Videos | July 15, 2014

Can bitcoin and other virtual currencies ever replace “real” money?

Bitcoin and other virtual currencies have hit the headlines but can they replace traditional money? In the July 2014 economic update video for eZonomics, ING senior economist Teunis Brosens explains the three defining properties of money – and why one of bitcoin’s goals could ultimately be its undoing.


What is money?
Bitcoin is a digital currency that was launched in 2009 the value of which, as explained here, has already undergone several speculative crises as well as increasing tenfold in 2013.
When examining if bitcoin could ever replace “real” money, Brosens highlighted three defining properties of money – being a means of exchange, a unit of account, and a store of value.
“Virtual currencies may in the future tick the first box, if they are accepted more widely.
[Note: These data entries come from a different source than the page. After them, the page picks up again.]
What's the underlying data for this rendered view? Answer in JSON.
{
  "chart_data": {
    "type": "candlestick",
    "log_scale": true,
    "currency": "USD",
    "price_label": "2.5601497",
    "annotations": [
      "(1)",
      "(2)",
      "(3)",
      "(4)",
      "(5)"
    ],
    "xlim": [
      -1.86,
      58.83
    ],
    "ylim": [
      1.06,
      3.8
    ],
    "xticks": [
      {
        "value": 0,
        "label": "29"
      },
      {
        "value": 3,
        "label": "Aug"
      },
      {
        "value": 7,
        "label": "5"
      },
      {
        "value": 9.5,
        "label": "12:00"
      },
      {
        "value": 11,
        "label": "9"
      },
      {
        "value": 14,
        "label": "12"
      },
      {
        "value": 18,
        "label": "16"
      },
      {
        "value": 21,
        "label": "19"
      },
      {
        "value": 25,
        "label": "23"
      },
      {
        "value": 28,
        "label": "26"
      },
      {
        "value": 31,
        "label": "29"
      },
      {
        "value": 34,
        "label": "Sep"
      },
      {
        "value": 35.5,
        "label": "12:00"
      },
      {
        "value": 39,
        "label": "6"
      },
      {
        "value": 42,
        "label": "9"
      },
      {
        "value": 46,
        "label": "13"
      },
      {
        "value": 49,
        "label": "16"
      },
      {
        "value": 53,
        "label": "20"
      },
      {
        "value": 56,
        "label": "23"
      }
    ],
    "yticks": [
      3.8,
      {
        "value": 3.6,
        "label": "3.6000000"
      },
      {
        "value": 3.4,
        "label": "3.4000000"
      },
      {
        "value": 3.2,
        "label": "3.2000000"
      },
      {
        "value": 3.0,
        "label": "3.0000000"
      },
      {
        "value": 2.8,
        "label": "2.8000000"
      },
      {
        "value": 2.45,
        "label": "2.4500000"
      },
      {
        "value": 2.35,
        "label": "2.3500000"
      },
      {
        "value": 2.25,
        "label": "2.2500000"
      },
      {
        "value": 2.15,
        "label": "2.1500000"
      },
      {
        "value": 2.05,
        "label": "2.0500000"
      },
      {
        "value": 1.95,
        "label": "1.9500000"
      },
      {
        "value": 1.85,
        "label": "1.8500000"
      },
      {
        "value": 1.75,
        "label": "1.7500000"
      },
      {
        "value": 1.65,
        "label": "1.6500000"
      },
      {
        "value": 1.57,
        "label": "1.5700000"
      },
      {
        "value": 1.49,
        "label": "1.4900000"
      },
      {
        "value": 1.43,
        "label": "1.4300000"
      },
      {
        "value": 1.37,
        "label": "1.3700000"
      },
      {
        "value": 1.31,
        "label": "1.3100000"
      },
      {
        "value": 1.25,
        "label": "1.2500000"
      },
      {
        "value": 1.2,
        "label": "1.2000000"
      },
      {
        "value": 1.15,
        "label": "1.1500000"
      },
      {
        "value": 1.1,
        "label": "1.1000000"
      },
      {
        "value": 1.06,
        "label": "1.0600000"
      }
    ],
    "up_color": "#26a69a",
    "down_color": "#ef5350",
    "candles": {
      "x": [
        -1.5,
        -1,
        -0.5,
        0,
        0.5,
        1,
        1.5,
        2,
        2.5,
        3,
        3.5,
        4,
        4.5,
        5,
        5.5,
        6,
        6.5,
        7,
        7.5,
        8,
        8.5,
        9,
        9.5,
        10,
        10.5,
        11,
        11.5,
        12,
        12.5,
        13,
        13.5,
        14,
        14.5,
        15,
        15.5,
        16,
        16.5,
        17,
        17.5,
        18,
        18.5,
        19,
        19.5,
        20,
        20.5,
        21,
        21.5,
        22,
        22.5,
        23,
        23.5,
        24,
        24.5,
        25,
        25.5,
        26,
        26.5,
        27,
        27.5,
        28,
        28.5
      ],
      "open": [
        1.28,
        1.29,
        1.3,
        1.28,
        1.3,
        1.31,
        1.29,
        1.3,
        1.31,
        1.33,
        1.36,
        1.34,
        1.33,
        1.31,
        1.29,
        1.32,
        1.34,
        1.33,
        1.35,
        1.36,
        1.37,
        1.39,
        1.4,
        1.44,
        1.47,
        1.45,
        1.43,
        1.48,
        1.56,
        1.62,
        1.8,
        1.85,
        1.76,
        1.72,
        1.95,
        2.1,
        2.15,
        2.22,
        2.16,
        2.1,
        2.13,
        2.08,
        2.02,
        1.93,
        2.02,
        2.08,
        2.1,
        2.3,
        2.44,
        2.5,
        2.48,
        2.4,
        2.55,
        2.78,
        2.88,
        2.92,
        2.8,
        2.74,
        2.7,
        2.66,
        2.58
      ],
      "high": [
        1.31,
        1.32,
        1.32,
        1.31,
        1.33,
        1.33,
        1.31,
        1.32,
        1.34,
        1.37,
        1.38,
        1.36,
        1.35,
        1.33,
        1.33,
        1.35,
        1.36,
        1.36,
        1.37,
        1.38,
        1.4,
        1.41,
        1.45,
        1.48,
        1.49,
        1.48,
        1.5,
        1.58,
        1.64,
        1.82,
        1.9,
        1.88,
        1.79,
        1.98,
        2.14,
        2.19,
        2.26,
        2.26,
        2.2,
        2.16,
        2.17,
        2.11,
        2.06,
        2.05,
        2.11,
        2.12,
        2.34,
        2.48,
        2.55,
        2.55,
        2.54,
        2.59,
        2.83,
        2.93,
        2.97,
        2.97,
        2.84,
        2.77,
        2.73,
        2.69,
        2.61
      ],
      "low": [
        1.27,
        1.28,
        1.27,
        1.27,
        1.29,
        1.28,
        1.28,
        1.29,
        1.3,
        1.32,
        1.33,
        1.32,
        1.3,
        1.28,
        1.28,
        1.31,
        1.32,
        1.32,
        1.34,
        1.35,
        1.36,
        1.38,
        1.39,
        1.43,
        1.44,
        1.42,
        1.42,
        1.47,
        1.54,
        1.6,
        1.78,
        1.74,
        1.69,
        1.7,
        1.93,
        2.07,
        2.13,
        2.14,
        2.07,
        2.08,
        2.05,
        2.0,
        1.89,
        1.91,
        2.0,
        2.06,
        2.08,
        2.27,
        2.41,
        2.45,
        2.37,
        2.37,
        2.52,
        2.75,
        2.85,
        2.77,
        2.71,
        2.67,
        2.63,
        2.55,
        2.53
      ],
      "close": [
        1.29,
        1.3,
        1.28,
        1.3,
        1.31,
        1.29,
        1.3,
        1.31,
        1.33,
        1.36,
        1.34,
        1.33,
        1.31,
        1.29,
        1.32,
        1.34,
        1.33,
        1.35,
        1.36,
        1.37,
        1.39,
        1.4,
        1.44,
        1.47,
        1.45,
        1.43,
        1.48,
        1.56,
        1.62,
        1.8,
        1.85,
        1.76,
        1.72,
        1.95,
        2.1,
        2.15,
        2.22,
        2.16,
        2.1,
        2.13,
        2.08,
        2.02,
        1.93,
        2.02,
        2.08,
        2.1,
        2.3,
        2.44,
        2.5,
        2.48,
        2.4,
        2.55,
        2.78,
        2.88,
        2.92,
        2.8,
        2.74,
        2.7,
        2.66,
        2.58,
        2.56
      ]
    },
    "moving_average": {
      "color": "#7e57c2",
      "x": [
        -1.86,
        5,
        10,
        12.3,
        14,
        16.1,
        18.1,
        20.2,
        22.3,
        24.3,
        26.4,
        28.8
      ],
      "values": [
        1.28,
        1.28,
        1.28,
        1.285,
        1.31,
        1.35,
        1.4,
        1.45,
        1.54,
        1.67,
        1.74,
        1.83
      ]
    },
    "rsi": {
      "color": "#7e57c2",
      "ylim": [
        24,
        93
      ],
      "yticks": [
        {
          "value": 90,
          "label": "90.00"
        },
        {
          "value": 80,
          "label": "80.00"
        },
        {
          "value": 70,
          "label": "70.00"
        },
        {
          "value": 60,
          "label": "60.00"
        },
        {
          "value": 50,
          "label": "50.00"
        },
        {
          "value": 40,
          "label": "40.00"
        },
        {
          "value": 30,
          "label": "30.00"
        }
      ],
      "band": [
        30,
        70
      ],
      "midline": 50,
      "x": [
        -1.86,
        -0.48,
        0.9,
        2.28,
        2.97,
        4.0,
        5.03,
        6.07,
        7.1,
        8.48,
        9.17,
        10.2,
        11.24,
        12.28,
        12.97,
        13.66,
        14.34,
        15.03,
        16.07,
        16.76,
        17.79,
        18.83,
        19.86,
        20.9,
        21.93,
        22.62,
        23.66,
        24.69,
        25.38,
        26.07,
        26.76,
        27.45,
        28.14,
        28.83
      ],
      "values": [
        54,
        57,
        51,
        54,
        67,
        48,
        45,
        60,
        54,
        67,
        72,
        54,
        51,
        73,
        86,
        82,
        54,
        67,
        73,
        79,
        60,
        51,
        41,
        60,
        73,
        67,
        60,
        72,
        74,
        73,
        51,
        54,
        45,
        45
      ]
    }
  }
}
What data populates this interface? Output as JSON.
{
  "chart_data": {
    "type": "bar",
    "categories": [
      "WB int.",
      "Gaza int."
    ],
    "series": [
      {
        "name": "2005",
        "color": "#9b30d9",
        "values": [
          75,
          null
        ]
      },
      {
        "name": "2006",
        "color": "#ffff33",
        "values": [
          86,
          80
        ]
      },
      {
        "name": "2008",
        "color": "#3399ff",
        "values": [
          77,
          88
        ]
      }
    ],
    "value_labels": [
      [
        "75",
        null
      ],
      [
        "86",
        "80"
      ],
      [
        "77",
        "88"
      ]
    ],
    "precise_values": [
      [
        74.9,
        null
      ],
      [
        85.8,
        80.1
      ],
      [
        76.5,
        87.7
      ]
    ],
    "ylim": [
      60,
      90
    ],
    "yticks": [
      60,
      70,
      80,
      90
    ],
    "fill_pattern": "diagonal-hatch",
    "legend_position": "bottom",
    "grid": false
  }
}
But the second and third are more problematic, because the value of bitcoin is very volatile,” said Brosens.

Central banks regulate money supply
With real currencies, central banks regulate money supply and prices through interest rates. During the global financial crisis, for example, there was quantitative easing – also known as QE or money printing – in many parts of the world, in which additional money was created with the aim of helping economies.
Bitcoin, however, comes into circulation when it is “mined” by the public, at a rate that is predetermined.
“But it is an explicit goal of bitcoin and other cryptocurrencies to do away with central authorities,” said Brosens. “This explicit goal could be bitcoin’s undoing as without a regulating authority, price and exchange rate volatility complicates its adoption as real money.”